About an hour in I noticed that the display had stopped blipping - and my number was getting no closer. This continued for the next forty five minutes or so.
There was a large woman at the counter, haranguing the girl behind the glass. It became clear that: a) the lady didn't have a ticket and b) the girl was new. The lady wanted to be walked through the forms; what to write, how to fill it in, painful step by painful step. The girl didn't have the gall to turn her away. Never mind that without the required copies of the million and one things this lady wasn't going to get anywhere, at least not today. Once the room had noticed this was the way of things they didn't waste any time in abandoning any respect for the digital display and forming a mass rabble queue - more a crowd than a queue - a crueue perhaps?

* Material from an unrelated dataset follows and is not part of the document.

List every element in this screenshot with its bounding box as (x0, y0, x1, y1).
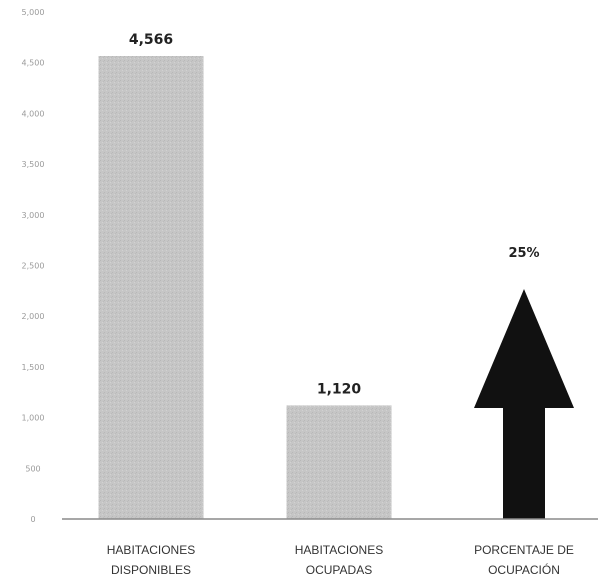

Assuming that clearly the system was in place and I could confidently wait my blip, I was slow to react. An hour later, I got up and joined the masses like everyone else.
I phoned work to let them know I wouldn't be able to teach my afternoon classes. It was, despite protestations and bickering, an easy crowd - quick to joke and smile. Any rational or irate logical comments offered from the other non-Angolan whitey in the room were met with resigned smiles and shakes of the head, occasionally laughter, 'What you expect? This is Angola.'



When I reached the window, at 2pm, I handed over my envelope. The lady took it, flicked through, mentally ticked off the boxes and handed me a receipt. It took about twenty seconds. I walked out into the sunlight.